1.3 Overview

The Dynamic Host Configuration Protocol (DHCP) protocol inherently supports the rebinding operation described in [RFC2131] section 4.4.5. In this operation, if a DHCP client fails to renew its dynamically allocated address via a unicast DHCPREQUEST message directed to the original DHCP server that allocated the address at time T1, the client attempts to renew the request via a broadcast DHCPREQUEST message at time T2. Any capable DHCP server on the network can respond to the broadcast DHCPREQUEST. This allows a redundant DHCP server to renew the lease in the event of failure of the original DHCP server.

For such a setup to work, the lease database on the redundant DHCP server is synchronized with that on the original server. The DHCP Failover Protocol provides a mechanism for a pair of DHCP servers to synchronize lease database information.

      DHCP rebinding operation

Figure 1: DHCP rebinding operation

The speed of address acquisition and confirmation is a key performance metric for the DHCP protocol and the DHCP Failover Protocol is designed to minimize this impact. To achieve this, the original DHCP server responsible for allocating and renewing the lease to the DHCP client updates its DHCP partner server after the DHCP server responds to the DHCP client.

  Lease synchronization

Figure 2: Lease synchronization

The protocol includes provisions that provide robustness when responding to a failure of the original server before the partner server is updated regarding an allocation or a renewal. Either server updates the DHCP client with a lease expiration time that is less than the expiration time communicated to and acknowledged by the partner server, plus a preconfigured duration called the maximum client lead time (MCLT). In the case of a fresh allocation, the expiration time acknowledged by the partner is assumed to be 0. Thus, if the partner server has to renew a lease for a client that it had not originally allocated and has determined that its partner is down, the partner server can safely perform the renewal for the time recorded in its lease database (or 0, if the record for this client is missing) plus the MCLT duration. This scheme is detailed in [IETF-DHCPFOP-12] section 5.2.1.

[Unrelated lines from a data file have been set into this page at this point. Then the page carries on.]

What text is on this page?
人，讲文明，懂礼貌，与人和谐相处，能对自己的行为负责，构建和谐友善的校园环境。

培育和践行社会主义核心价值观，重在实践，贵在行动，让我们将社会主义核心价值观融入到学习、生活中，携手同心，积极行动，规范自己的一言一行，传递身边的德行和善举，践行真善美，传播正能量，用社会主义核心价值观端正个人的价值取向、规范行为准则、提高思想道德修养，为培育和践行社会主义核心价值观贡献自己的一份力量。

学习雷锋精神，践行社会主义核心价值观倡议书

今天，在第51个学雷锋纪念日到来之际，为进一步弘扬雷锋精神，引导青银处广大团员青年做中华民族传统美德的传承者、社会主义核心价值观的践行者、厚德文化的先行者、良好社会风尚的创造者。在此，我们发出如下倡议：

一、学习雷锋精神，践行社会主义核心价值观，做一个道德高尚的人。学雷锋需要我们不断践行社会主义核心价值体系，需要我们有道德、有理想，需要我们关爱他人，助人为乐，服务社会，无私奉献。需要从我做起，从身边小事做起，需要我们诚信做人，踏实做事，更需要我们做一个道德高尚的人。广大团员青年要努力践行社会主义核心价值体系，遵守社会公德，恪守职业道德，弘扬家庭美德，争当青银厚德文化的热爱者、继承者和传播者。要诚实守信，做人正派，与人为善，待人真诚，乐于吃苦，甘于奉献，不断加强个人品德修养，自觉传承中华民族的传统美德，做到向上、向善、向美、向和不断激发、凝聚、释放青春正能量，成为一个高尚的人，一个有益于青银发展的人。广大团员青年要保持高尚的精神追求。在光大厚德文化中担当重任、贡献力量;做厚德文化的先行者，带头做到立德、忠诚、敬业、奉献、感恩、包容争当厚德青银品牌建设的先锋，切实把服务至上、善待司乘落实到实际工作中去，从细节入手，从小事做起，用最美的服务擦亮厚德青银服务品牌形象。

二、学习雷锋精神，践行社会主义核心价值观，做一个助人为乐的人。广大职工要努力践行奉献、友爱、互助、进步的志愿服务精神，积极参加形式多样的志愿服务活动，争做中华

To synchronize lease information, the two partners communicate over TCP by using protocol messages with a fixed-length header and variable-length options. The fixed-length header contains the overall message length and message type that allows messages to be extracted from the TCP data stream.

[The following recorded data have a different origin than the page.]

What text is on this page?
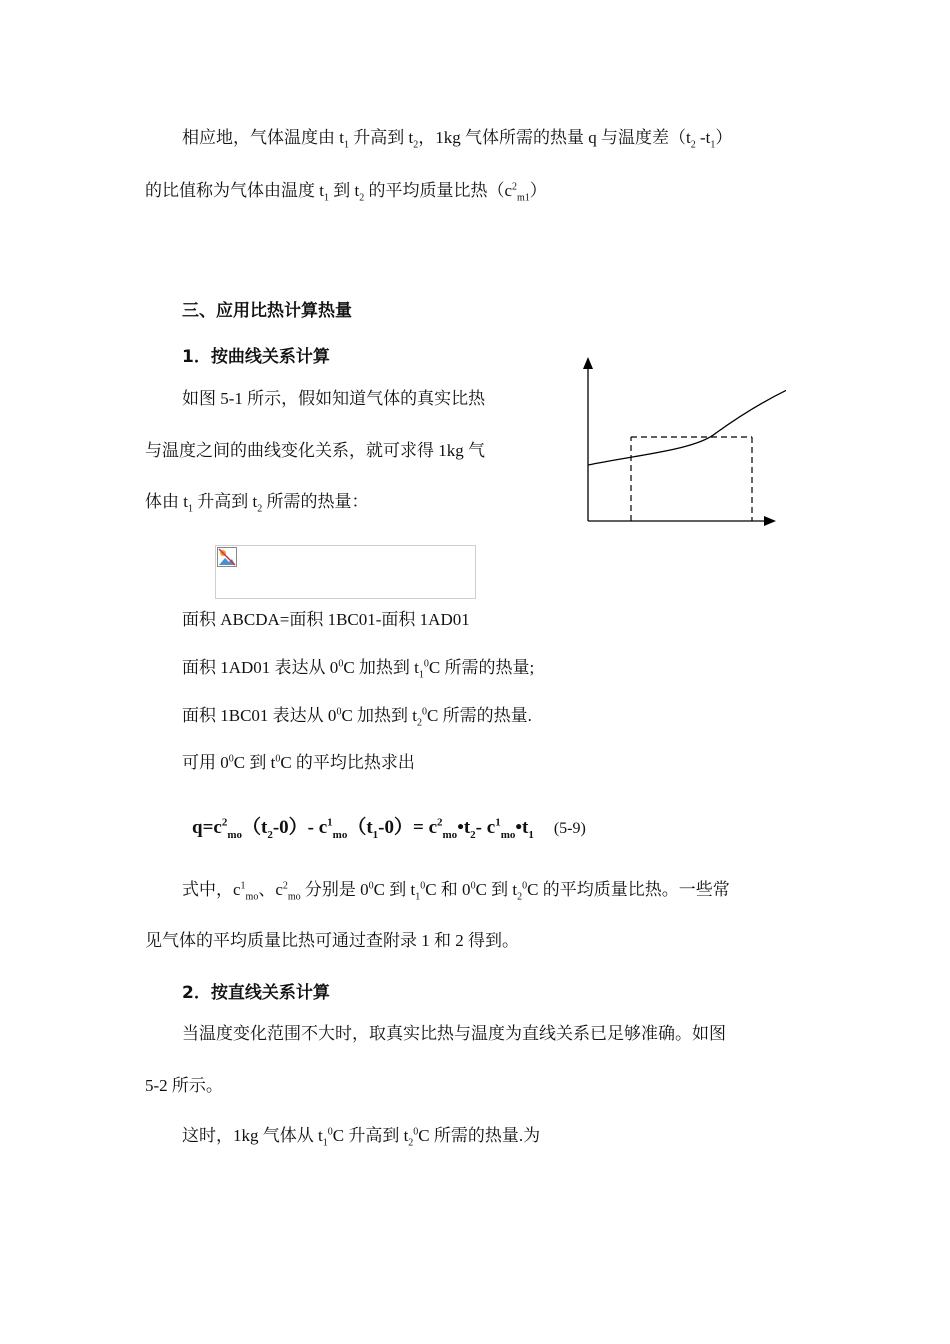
相应地，气体温度由 $t_1$ 升高到 $t_2$，1kg 气体所需的热量 q 与温度差（$t_2$ $-t_1$）
的比值称为气体由温度 $t_1$ 到 $t_2$ 的平均质量比热$(c^2_{m1})$
三、应用比热计算热量
1．按曲线关系计算
如图 5-1 所示，假如知道气体的真实比热
与温度之间的曲线变化关系，就可求得 1kg 气
体由 $t_1$ 升高到 $t_2$ 所需的热量：
面积 ABCDA=面积 1BC01-面积 1AD01
面积 1AD01 表达从 $0^0C$ 加热到 $t_1^0C$ 所需的热量;
面积 1BC01 表达从 $0^0C$ 加热到 $t_2^0C$ 所需的热量.
可用 $0^0C$ 到 $t^0C$ 的平均比热求出
$q=c^2_{mo}(t_2-0)-$ $c^1_{mo}(t_1-0)=$ $c^2_{mo}•t_2-$ $c^1_{mo}•t_1$ (5-9)
式中，$c^1_{mo}$、$c^2_{mo}$ 分别是 $0^0C$ 到 $t_1^0C$ 和 $0^0C$ 到 $t_2^0C$ 的平均质量比热。一些常
见气体的平均质量比热可通过查附录 1 和 2 得到。
2．按直线关系计算
当温度变化范围不大时，取真实比热与温度为直线关系已足够准确。如图
5-2 所示。
这时，1kg 气体从 $t_1^0C$ 升高到 $t_2^0C$ 所需的热量.为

One of the DHCP servers in the failover pair is designated as the primary server and the other is designated as the secondary server. The primary server is responsible for connection establishment and initialization. The pool of IP addresses available for the subnets being serviced by the failover pair is partitioned between the primary and secondary servers where the primary is also responsible for partitioning and allocation of addresses to the secondary.

Communication between the failover servers starts with the primary establishing a TCP connection with the secondary ([IETF-DHCPFOP-12] section 8.2). Once the connection is established, the primary sends the CONNECT message to the secondary with the relationship parameters ([IETF-DHCPFOP-12] section 7.8.1). These include message authentication parameters, if so configured by the administrator. The secondary can accept the connection request by responding with a CONNECTACK message with no reject reason option, or reject it with a CONNECTACK message that includes a reject reason option ([IETF-DHCPFOP-12] section 7.9.1). Upon completing the connection, each server updates its partner regarding its state by sending the STATE message ([IETF-DHCPFOP-12] section 7.10).

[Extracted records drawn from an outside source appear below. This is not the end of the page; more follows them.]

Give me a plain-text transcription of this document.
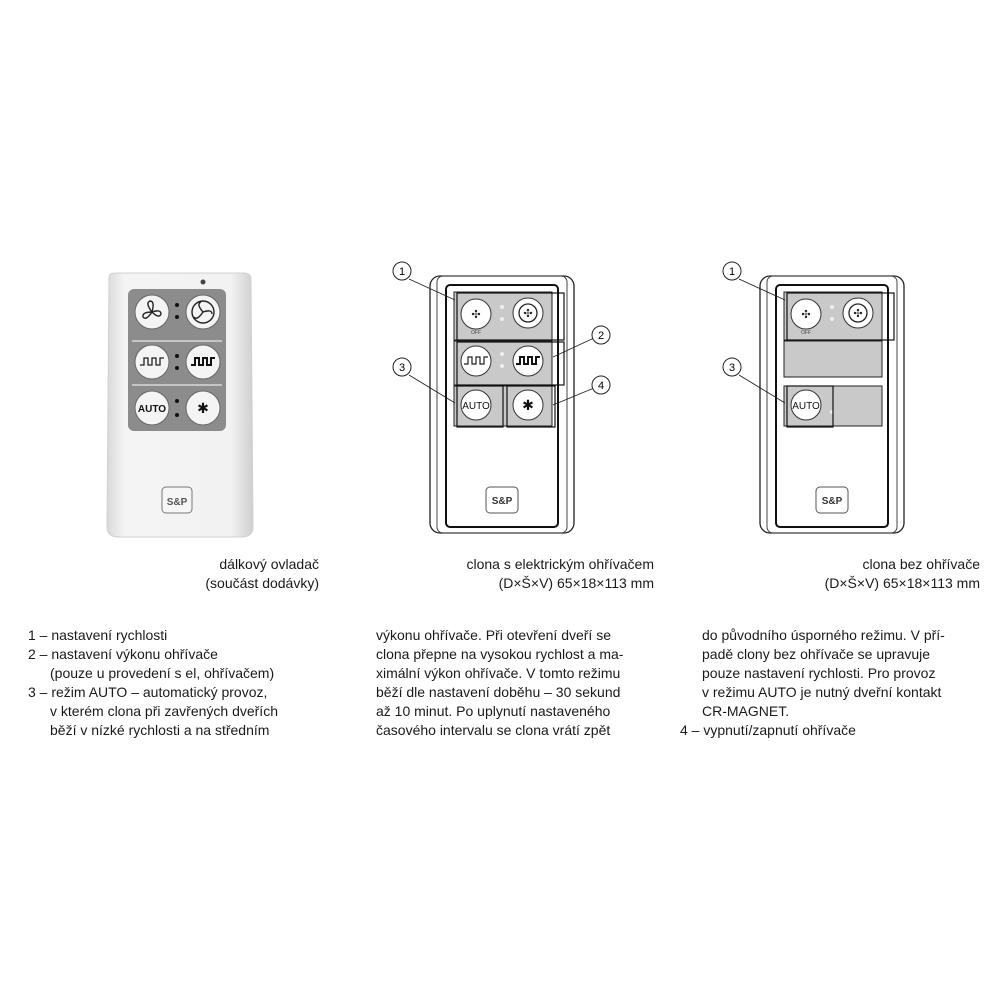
AUTO ✱
S&P
✣
OFF
✣
AUTO ✱
S&P
1
2
3
4
✣
OFF
✣
AUTO
S&P
1
3
dálkový ovladač
(součást dodávky)
clona s elektrickým ohřívačem
(D×Š×V) 65×18×113 mm
clona bez ohřívače
(D×Š×V) 65×18×113 mm
1 – nastavení rychlosti
2 – nastavení výkonu ohřívače
(pouze u provedení s el, ohřívačem)
3 – režim AUTO – automatický provoz,
v kterém clona při zavřených dveřích
běží v nízké rychlosti a na středním
výkonu ohřívače. Při otevření dveří se
clona přepne na vysokou rychlost a ma-
ximální výkon ohřívače. V tomto režimu
běží dle nastavení doběhu – 30 sekund
až 10 minut. Po uplynutí nastaveného
časového intervalu se clona vrátí zpět
do původního úsporného režimu. V pří-
padě clony bez ohřívače se upravuje
pouze nastavení rychlosti. Pro provoz
v režimu AUTO je nutný dveřní kontakt
CR-MAGNET.
4 – vypnutí/zapnutí ohřívače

           Connection setup

Figure 3: Connection setup

If the servers have been out of communication, either of the servers can request that its partner send it all the binding database information that it has not already received. This task is accomplished by sending an UPDREQ message to the partner. This causes the partner to send BNDUPD messages to the requesting server which the requesting server acknowledges with BNDACK messages. After the partner has sent all BNDUPD messages to the requesting server, it sends an UPDDONE message to indicate that the original UPDREQ was fulfilled ([IETF-DHCPFOP-12] section 7.3 and 7.5). Similarly, an UPDREQALL message can be used by a server that is recovering from a total loss of binding information ([IETF-DHCPFOP-12] section 7.4).

           Recovery

Figure 4: Recovery

Regular binding updates are triggered by the receipt of BNDUPD and BNDACK messages corresponding to lease allocations or renewals as indicated in Figure 2. These messages are the payload of the DHCP Failover Protocol and all other messages have ancillary functions. The primary server allocates IP addresses from the available pool to the secondary and also uses BNDUPD messages to update the latter about the allocation.

Communication interruption is detected by the loss of the TCP connection. In addition to an active TCP connection, the regular receipt of messages is used to ensure availability of the partner. To ensure that the partner server determines the current server as operational, the current server sends periodic CONTACT messages, if other protocol messages are not transmitting on the connection.

For further details on the DHCP Failover Protocol, see [IETF-DHCPFOP-12].